Background: A chef I used to work with showed me this back in the ’90s. It’s a very ’90s move. He didn’t use ketchup packets. That’s my own twist. I never buy ketchup but we always have a surplus of ketchup packets because everyone loves French fries. I don’t love chipotles in adobo sauce. I don’t love American ketchup. But I do love figuring out what to do with a surplus of something.
- Keep a can of chipotles in adobo sauce in your pantry.
- Collect ketchup packets from restaurants when you get fries togo.
- When you have enough ketchup packets, open the can of adobo sauce and select the number of chipotles you would like to use. (See number 5 under Why it Works.)
- Save the rest of the chipotles in adobo sauce in the freezer for another batch or another move.
- Add the chipotles and the ketchup to a blender or food processor and blend.
- Store some in the freezer and the rest in the fridge.
Why It Works.
- This ingredient has several uses.
- Even if you don’t like ketchup, it’s good to have a surplus in case you serve hot dogs to kids or something.
- This is going to be determined by trial-and-error, heat tolerance, and preference. If this is the first time you are making this, taste a chipotle and guess.
- Keep them in the sauce. It will prevent them from getting freezer burnt.
- There’s a minimum amount of chipotle ketchup that you can make with this method, and that is determined by how much product your blender or food processor needs to do it’s job.
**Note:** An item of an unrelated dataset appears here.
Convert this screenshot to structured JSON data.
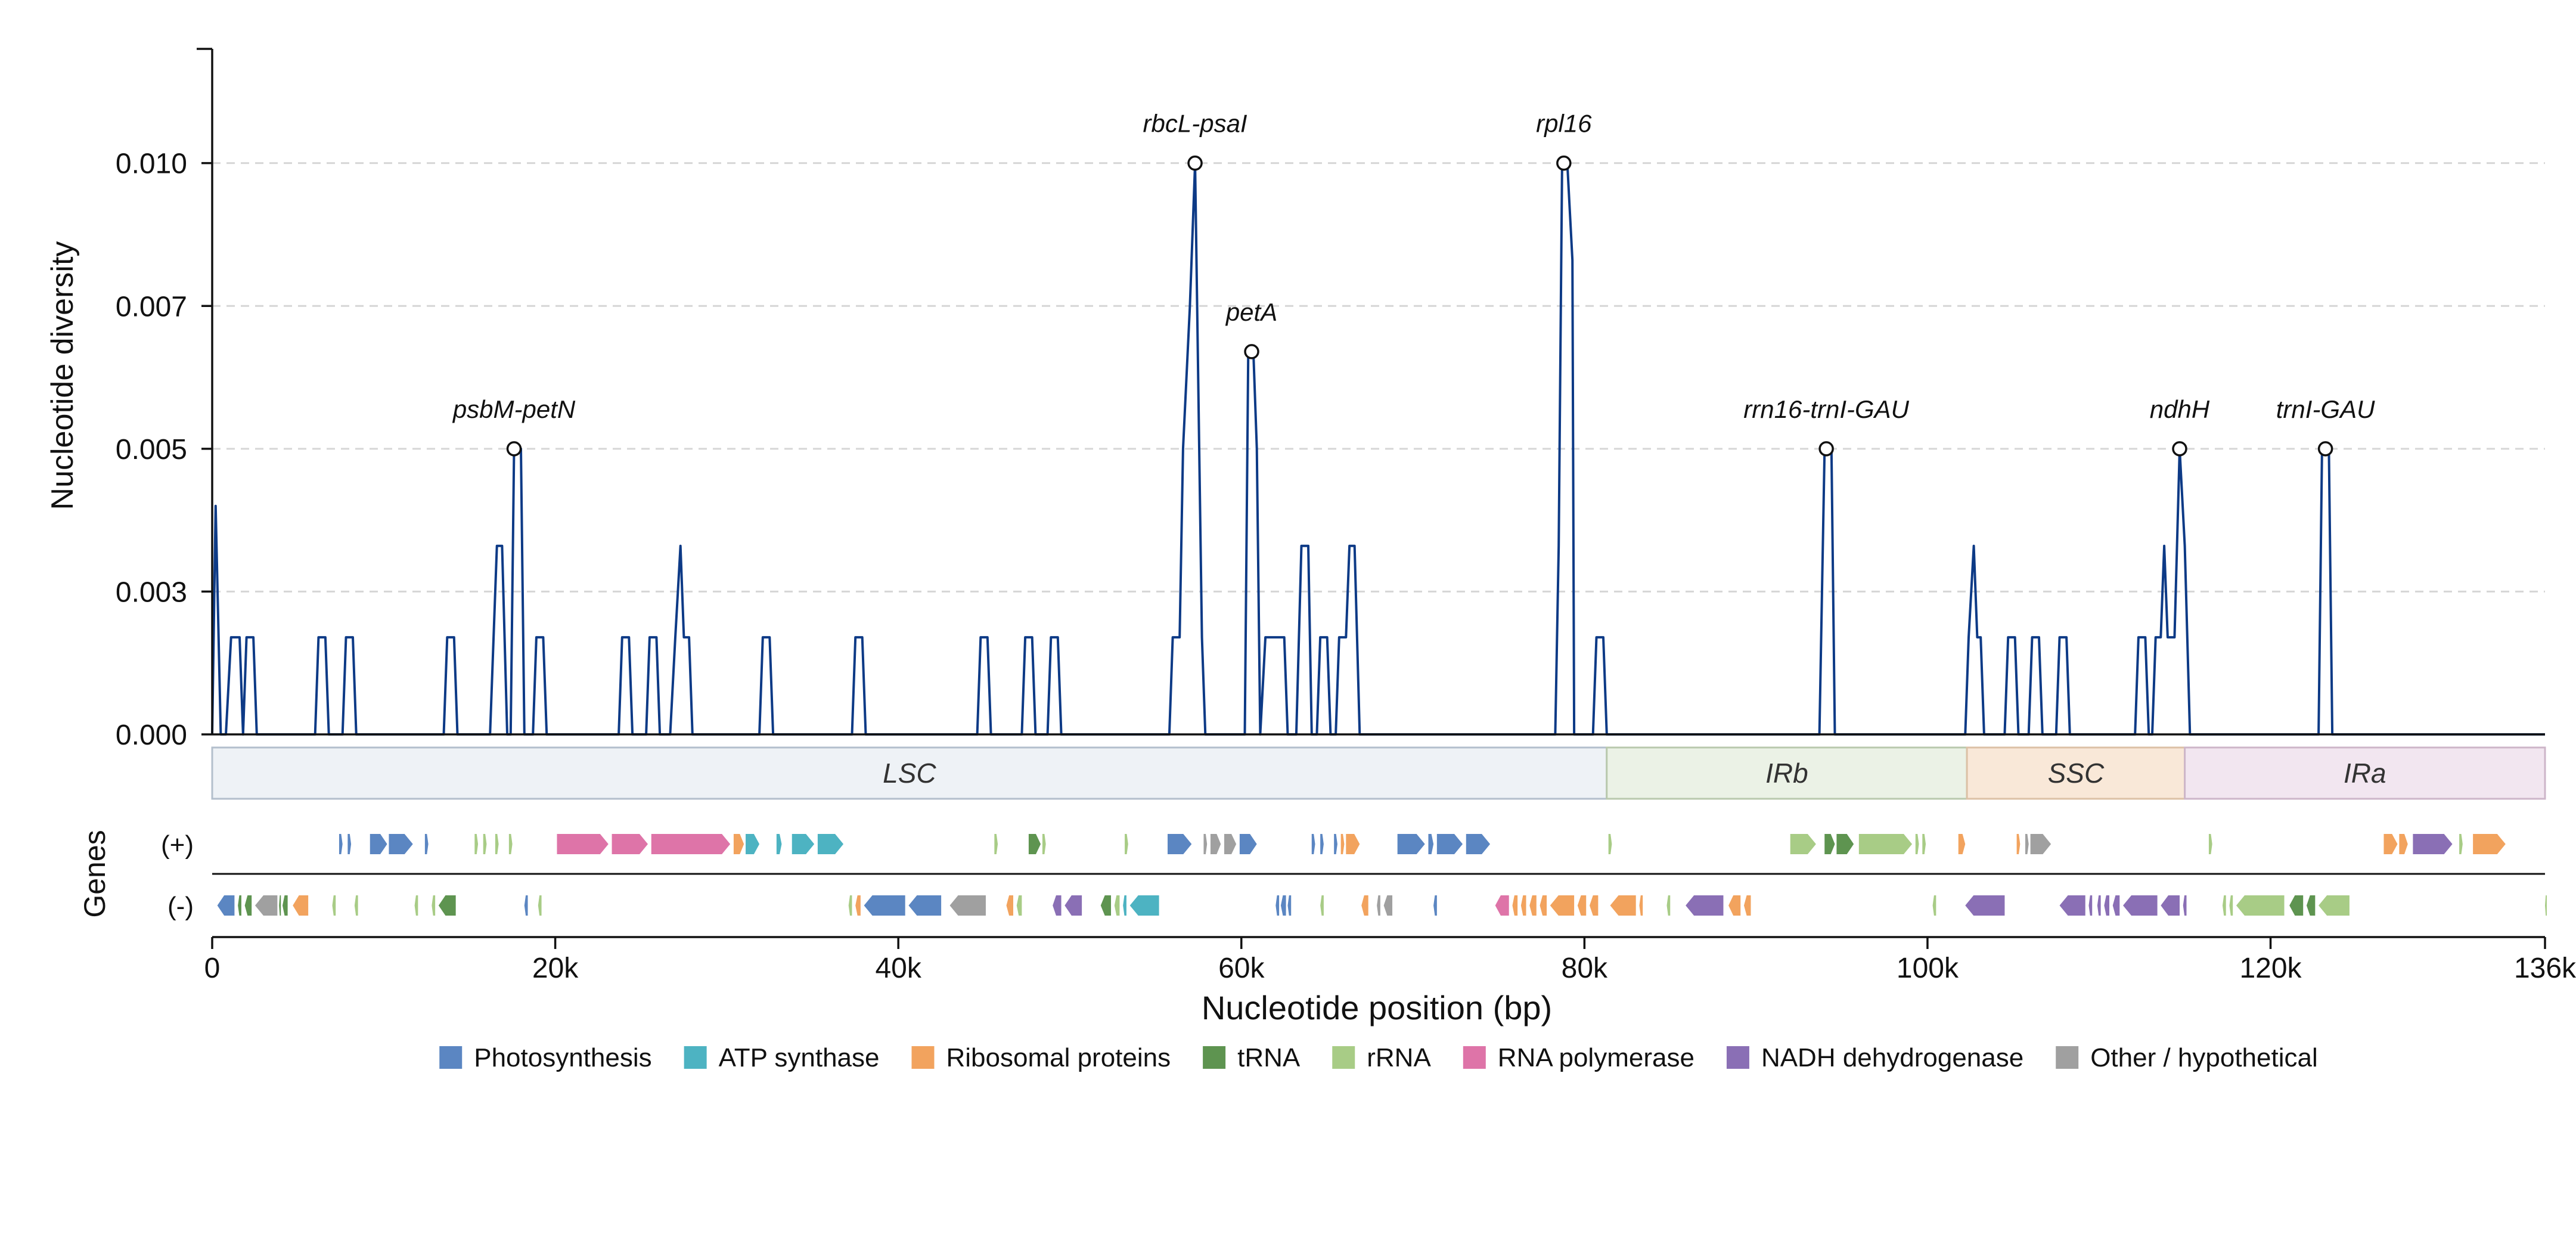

If you don’t have enough ketchup and chipotles, you can hand-chop the chipotles and stir them into the ketchup.
- This is the basis for several other sauces so, even if you don’t like it, you might like what it can do when added to other things.
Mods:
- Add some squeezes of lime to cut the sweetness of the ketchup.
- Add black pepper to interrupt the cloying texture of ketchup.
- Add some Worcestershire sauce to nudge the flavor profile away from modern ketchup and toward more historical versions.
- Add fish sauce to nudge American ketchup toward its origins as a Chinese sauce made from fermented fish, which is arguably the ur-condiment.